The country’s savings rate, considered one of the biggest economic strengths, is set to plunge to a 10-year low of 27 per cent by end of this fiscal, Japanese brokerage Nomura has said.
“Based on the available investment data, we estimate that savings will plunge even further to a 10-year low of 27 per cent of GDP in FY13,” Nomura India Economist Sonal Varma said in a note.
The domestic saving rate, which had touched a high of 36.9 per cent in 2007-2008, fell to 30.8 per cent of the GDP in FY’12, down from 34 per cent in 2010-11, Nomura said.
This is likely to push burgeoning current account deficit (CAD) to historic high of 5 percent in FY’13, the report said.
A country’s savings rate usually refers to the percentage of gross domestic product (GDP) savings by households.
According to government data released over weekend, growth in per capita income fell both on current prices and real terms basis in FY12.

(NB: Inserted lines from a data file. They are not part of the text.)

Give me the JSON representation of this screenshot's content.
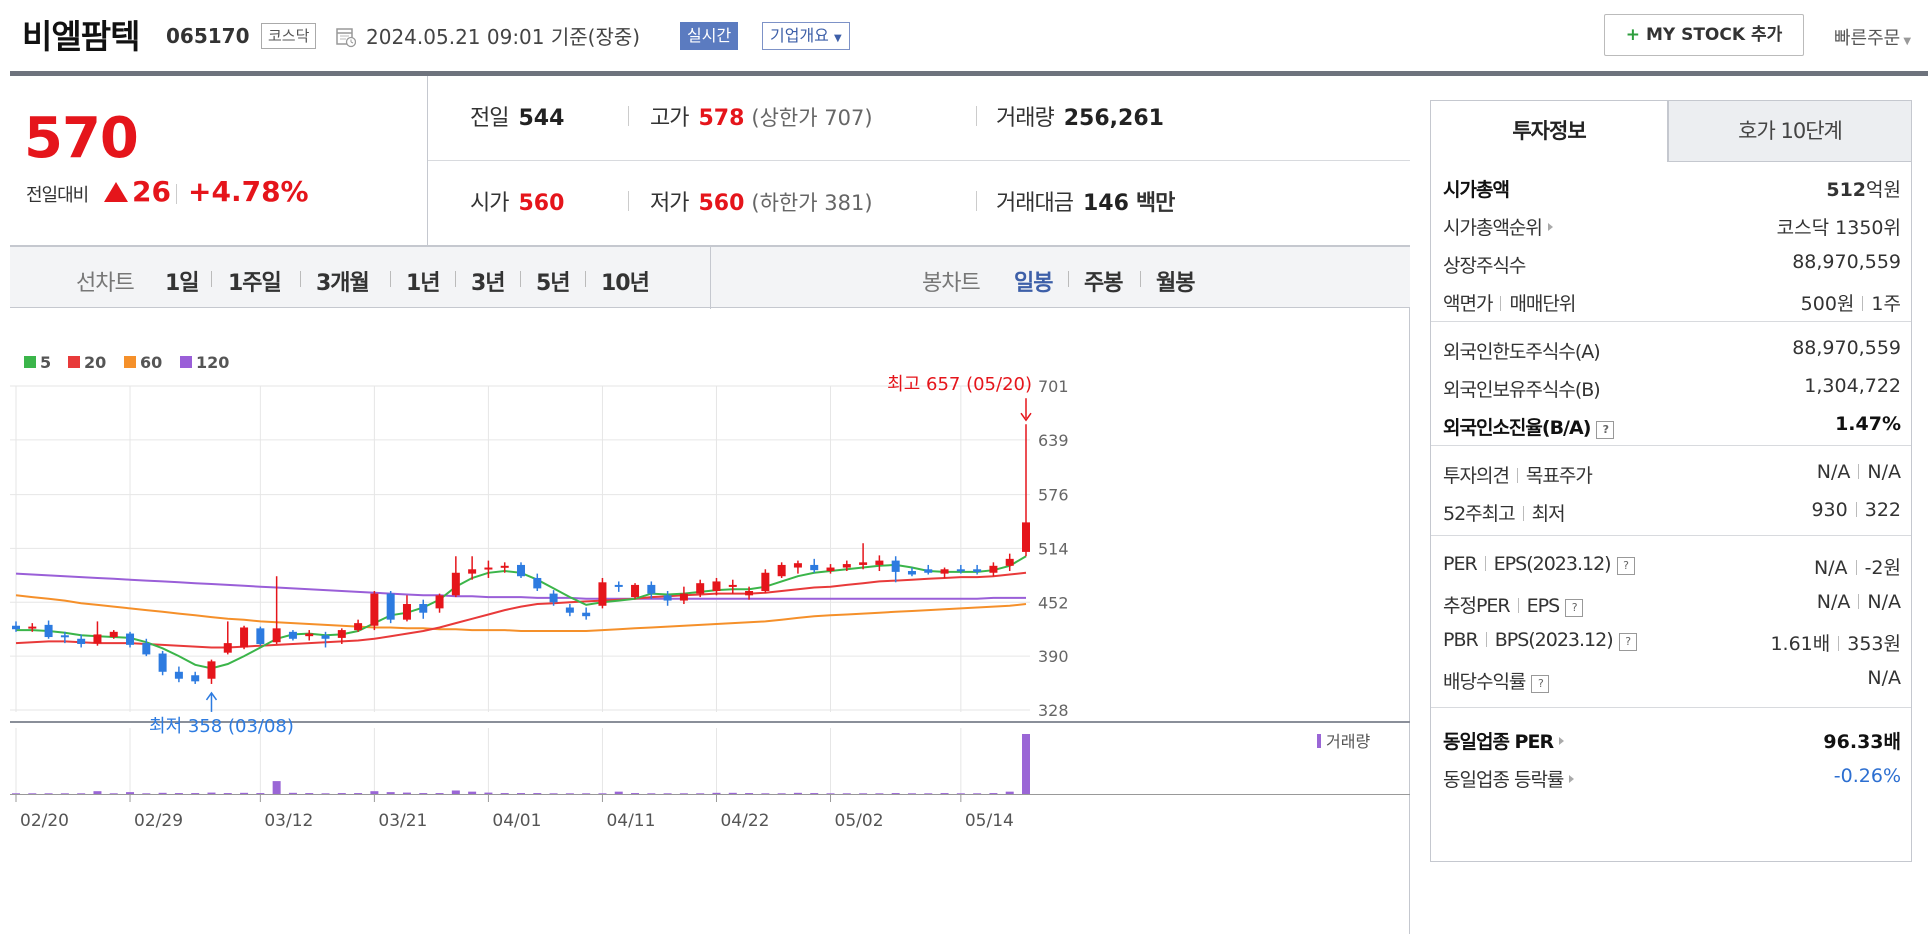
{
  "header": {
    "name": "비엘팜텍",
    "code": "065170",
    "market": "코스닥",
    "datetime": "2024.05.21 09:01",
    "basis": "기준(장중)",
    "realtime_label": "실시간",
    "overview_label": "기업개요",
    "mystock_label": "MY STOCK 추가",
    "mystock_plus": "+",
    "quick_order_label": "빠른주문"
  },
  "summary": {
    "price": "570",
    "change_label": "전일대비",
    "change": "26",
    "change_rate": "+4.78%",
    "prev_label": "전일",
    "prev": "544",
    "high_label": "고가",
    "high": "578",
    "upper_label": "(상한가",
    "upper": "707)",
    "volume_label": "거래량",
    "volume": "256,261",
    "open_label": "시가",
    "open": "560",
    "low_label": "저가",
    "low": "560",
    "lower_label": "(하한가",
    "lower": "381)",
    "amount_label": "거래대금",
    "amount": "146",
    "amount_unit": "백만"
  },
  "periods": {
    "line_label": "선차트",
    "line_items": [
      "1일",
      "1주일",
      "3개월",
      "1년",
      "3년",
      "5년",
      "10년"
    ],
    "candle_label": "봉차트",
    "candle_items": [
      "일봉",
      "주봉",
      "월봉"
    ],
    "active_candle": "일봉"
  },
  "tabs": {
    "tab1": "투자정보",
    "tab2": "호가 10단계"
  },
  "info": {
    "market_cap_label": "시가총액",
    "market_cap_num": "512",
    "market_cap_unit": "억원",
    "market_cap_rank_label": "시가총액순위",
    "market_cap_rank": "코스닥 1350위",
    "listed_shares_label": "상장주식수",
    "listed_shares": "88,970,559",
    "par_label": "액면가",
    "unit_label": "매매단위",
    "par": "500원",
    "unit": "1주",
    "foreign_limit_label": "외국인한도주식수(A)",
    "foreign_limit": "88,970,559",
    "foreign_hold_label": "외국인보유주식수(B)",
    "foreign_hold": "1,304,722",
    "foreign_ratio_label": "외국인소진율(B/A)",
    "foreign_ratio": "1.47%",
    "opinion_label": "투자의견",
    "target_label": "목표주가",
    "opinion": "N/A",
    "target": "N/A",
    "w52_high_label": "52주최고",
    "w52_low_label": "최저",
    "w52_high": "930",
    "w52_low": "322",
    "per_label": "PER",
    "eps_label": "EPS(2023.12)",
    "per": "N/A",
    "eps": "-2원",
    "est_per_label": "추정PER",
    "est_eps_label": "EPS",
    "est_per": "N/A",
    "est_eps": "N/A",
    "pbr_label": "PBR",
    "bps_label": "BPS(2023.12)",
    "pbr": "1.61배",
    "bps": "353원",
    "div_label": "배당수익률",
    "div": "N/A",
    "ind_per_label": "동일업종 PER",
    "ind_per": "96.33배",
    "ind_rate_label": "동일업종 등락률",
    "ind_rate": "-0.26%",
    "q": "?"
  },
  "chart_data": {
    "type": "candlestick",
    "legend": [
      {
        "name": "5",
        "color": "#3bb54a"
      },
      {
        "name": "20",
        "color": "#e83a3a"
      },
      {
        "name": "60",
        "color": "#f5902a"
      },
      {
        "name": "120",
        "color": "#9a5fd8"
      }
    ],
    "y_ticks": [
      701,
      639,
      576,
      514,
      452,
      390,
      328
    ],
    "ylim": [
      328,
      701
    ],
    "x_ticks": [
      "02/20",
      "02/29",
      "03/12",
      "03/21",
      "04/01",
      "04/11",
      "04/22",
      "05/02",
      "05/14"
    ],
    "x_tick_index": [
      0,
      7,
      15,
      22,
      29,
      36,
      43,
      50,
      58
    ],
    "max_label": "최고 657 (05/20)",
    "min_label": "최저 358 (03/08)",
    "max_index": 62,
    "max_value": 657,
    "min_index": 12,
    "min_value": 358,
    "volume_label": "거래량",
    "colors": {
      "up": "#e5151b",
      "down": "#2d7be0",
      "grid": "#e6e6e6"
    },
    "candles": [
      {
        "o": 425,
        "h": 430,
        "l": 418,
        "c": 421
      },
      {
        "o": 422,
        "h": 428,
        "l": 418,
        "c": 424
      },
      {
        "o": 426,
        "h": 431,
        "l": 410,
        "c": 412
      },
      {
        "o": 414,
        "h": 418,
        "l": 405,
        "c": 412
      },
      {
        "o": 410,
        "h": 415,
        "l": 400,
        "c": 404
      },
      {
        "o": 405,
        "h": 430,
        "l": 402,
        "c": 415
      },
      {
        "o": 412,
        "h": 420,
        "l": 410,
        "c": 418
      },
      {
        "o": 416,
        "h": 418,
        "l": 400,
        "c": 403
      },
      {
        "o": 405,
        "h": 410,
        "l": 390,
        "c": 392
      },
      {
        "o": 393,
        "h": 396,
        "l": 368,
        "c": 372
      },
      {
        "o": 372,
        "h": 378,
        "l": 360,
        "c": 364
      },
      {
        "o": 368,
        "h": 372,
        "l": 358,
        "c": 361
      },
      {
        "o": 364,
        "h": 386,
        "l": 358,
        "c": 384
      },
      {
        "o": 394,
        "h": 430,
        "l": 392,
        "c": 405
      },
      {
        "o": 400,
        "h": 425,
        "l": 398,
        "c": 423
      },
      {
        "o": 422,
        "h": 424,
        "l": 402,
        "c": 404
      },
      {
        "o": 406,
        "h": 482,
        "l": 404,
        "c": 422
      },
      {
        "o": 418,
        "h": 420,
        "l": 408,
        "c": 410
      },
      {
        "o": 413,
        "h": 420,
        "l": 408,
        "c": 416
      },
      {
        "o": 414,
        "h": 418,
        "l": 400,
        "c": 410
      },
      {
        "o": 411,
        "h": 422,
        "l": 404,
        "c": 420
      },
      {
        "o": 420,
        "h": 432,
        "l": 418,
        "c": 428
      },
      {
        "o": 425,
        "h": 465,
        "l": 420,
        "c": 462
      },
      {
        "o": 462,
        "h": 465,
        "l": 428,
        "c": 432
      },
      {
        "o": 432,
        "h": 460,
        "l": 430,
        "c": 450
      },
      {
        "o": 450,
        "h": 455,
        "l": 433,
        "c": 440
      },
      {
        "o": 445,
        "h": 462,
        "l": 440,
        "c": 460
      },
      {
        "o": 460,
        "h": 505,
        "l": 458,
        "c": 486
      },
      {
        "o": 485,
        "h": 505,
        "l": 478,
        "c": 490
      },
      {
        "o": 490,
        "h": 500,
        "l": 480,
        "c": 492
      },
      {
        "o": 492,
        "h": 498,
        "l": 486,
        "c": 494
      },
      {
        "o": 495,
        "h": 498,
        "l": 480,
        "c": 482
      },
      {
        "o": 480,
        "h": 485,
        "l": 465,
        "c": 468
      },
      {
        "o": 462,
        "h": 466,
        "l": 448,
        "c": 452
      },
      {
        "o": 446,
        "h": 450,
        "l": 436,
        "c": 440
      },
      {
        "o": 440,
        "h": 446,
        "l": 432,
        "c": 436
      },
      {
        "o": 448,
        "h": 480,
        "l": 445,
        "c": 475
      },
      {
        "o": 472,
        "h": 476,
        "l": 464,
        "c": 470
      },
      {
        "o": 458,
        "h": 474,
        "l": 456,
        "c": 472
      },
      {
        "o": 472,
        "h": 476,
        "l": 456,
        "c": 462
      },
      {
        "o": 460,
        "h": 465,
        "l": 448,
        "c": 454
      },
      {
        "o": 454,
        "h": 470,
        "l": 450,
        "c": 462
      },
      {
        "o": 462,
        "h": 478,
        "l": 458,
        "c": 474
      },
      {
        "o": 465,
        "h": 480,
        "l": 460,
        "c": 476
      },
      {
        "o": 470,
        "h": 478,
        "l": 462,
        "c": 472
      },
      {
        "o": 460,
        "h": 470,
        "l": 455,
        "c": 465
      },
      {
        "o": 465,
        "h": 490,
        "l": 463,
        "c": 486
      },
      {
        "o": 482,
        "h": 498,
        "l": 480,
        "c": 495
      },
      {
        "o": 492,
        "h": 500,
        "l": 485,
        "c": 497
      },
      {
        "o": 495,
        "h": 502,
        "l": 486,
        "c": 489
      },
      {
        "o": 488,
        "h": 496,
        "l": 485,
        "c": 492
      },
      {
        "o": 492,
        "h": 500,
        "l": 488,
        "c": 496
      },
      {
        "o": 495,
        "h": 520,
        "l": 490,
        "c": 498
      },
      {
        "o": 495,
        "h": 506,
        "l": 488,
        "c": 500
      },
      {
        "o": 500,
        "h": 505,
        "l": 475,
        "c": 487
      },
      {
        "o": 488,
        "h": 492,
        "l": 482,
        "c": 484
      },
      {
        "o": 490,
        "h": 495,
        "l": 484,
        "c": 486
      },
      {
        "o": 485,
        "h": 492,
        "l": 480,
        "c": 490
      },
      {
        "o": 490,
        "h": 495,
        "l": 485,
        "c": 488
      },
      {
        "o": 490,
        "h": 495,
        "l": 484,
        "c": 487
      },
      {
        "o": 486,
        "h": 498,
        "l": 482,
        "c": 494
      },
      {
        "o": 494,
        "h": 508,
        "l": 488,
        "c": 502
      },
      {
        "o": 510,
        "h": 657,
        "l": 505,
        "c": 544
      }
    ],
    "ma": {
      "5": [
        420,
        420,
        419,
        417,
        414,
        413,
        412,
        411,
        406,
        399,
        390,
        380,
        376,
        381,
        390,
        400,
        410,
        415,
        416,
        414,
        415,
        419,
        428,
        437,
        440,
        446,
        455,
        470,
        480,
        486,
        488,
        486,
        478,
        468,
        458,
        449,
        452,
        454,
        456,
        462,
        461,
        462,
        464,
        466,
        467,
        467,
        470,
        476,
        482,
        486,
        488,
        490,
        492,
        494,
        495,
        492,
        488,
        487,
        487,
        487,
        489,
        494,
        505
      ],
      "20": [
        405,
        406,
        407,
        407,
        406,
        405,
        405,
        405,
        404,
        403,
        402,
        401,
        400,
        400,
        401,
        402,
        403,
        404,
        405,
        406,
        407,
        408,
        410,
        413,
        416,
        419,
        423,
        428,
        433,
        438,
        443,
        447,
        450,
        451,
        452,
        453,
        454,
        455,
        456,
        458,
        459,
        460,
        461,
        462,
        462,
        462,
        463,
        465,
        467,
        469,
        470,
        472,
        474,
        476,
        477,
        478,
        479,
        480,
        481,
        481,
        482,
        484,
        486
      ],
      "60": [
        460,
        458,
        456,
        454,
        451,
        449,
        447,
        445,
        443,
        441,
        439,
        437,
        435,
        433,
        432,
        430,
        429,
        428,
        427,
        426,
        425,
        424,
        423,
        423,
        422,
        422,
        421,
        421,
        420,
        420,
        420,
        419,
        419,
        419,
        419,
        419,
        420,
        421,
        422,
        423,
        424,
        425,
        426,
        427,
        428,
        429,
        430,
        432,
        434,
        436,
        437,
        438,
        439,
        440,
        441,
        442,
        443,
        444,
        445,
        446,
        447,
        448,
        450
      ],
      "120": [
        485,
        484,
        483,
        482,
        481,
        480,
        479,
        478,
        477,
        476,
        475,
        474,
        473,
        472,
        471,
        470,
        469,
        468,
        467,
        466,
        465,
        464,
        463,
        462,
        461,
        460,
        460,
        459,
        459,
        458,
        458,
        458,
        457,
        457,
        457,
        456,
        456,
        456,
        456,
        456,
        456,
        456,
        456,
        456,
        456,
        456,
        456,
        456,
        456,
        456,
        456,
        456,
        456,
        456,
        456,
        456,
        456,
        456,
        456,
        456,
        457,
        457,
        457
      ]
    },
    "volume": [
      3,
      3,
      3,
      3,
      3,
      12,
      3,
      8,
      3,
      5,
      4,
      4,
      6,
      4,
      5,
      4,
      55,
      5,
      4,
      3,
      4,
      4,
      12,
      8,
      6,
      4,
      4,
      15,
      10,
      6,
      4,
      4,
      4,
      3,
      3,
      3,
      3,
      10,
      4,
      3,
      3,
      3,
      3,
      5,
      5,
      4,
      3,
      3,
      5,
      4,
      3,
      3,
      3,
      3,
      4,
      3,
      3,
      4,
      3,
      3,
      4,
      10,
      256
    ]
  }
}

The per capita income rose 4.7 per cent on real terms basis to Rs 38,037 in FY’12 as against the 7.2 per cent growth in previous fiscal. Similarly, on current prices basis, it grew by only 13.7 per cent as against 17.1 per cent in FY’11.
It can be noted that this set of data has been accompanied by an increase of nearly 8 per cent in inflation and choppy financial markets.
According to analysts, the slowdown in the savings rate takes resources away from investment, which is necessary for a developing country like India and this in turn, results in greater dependence on foreign capital.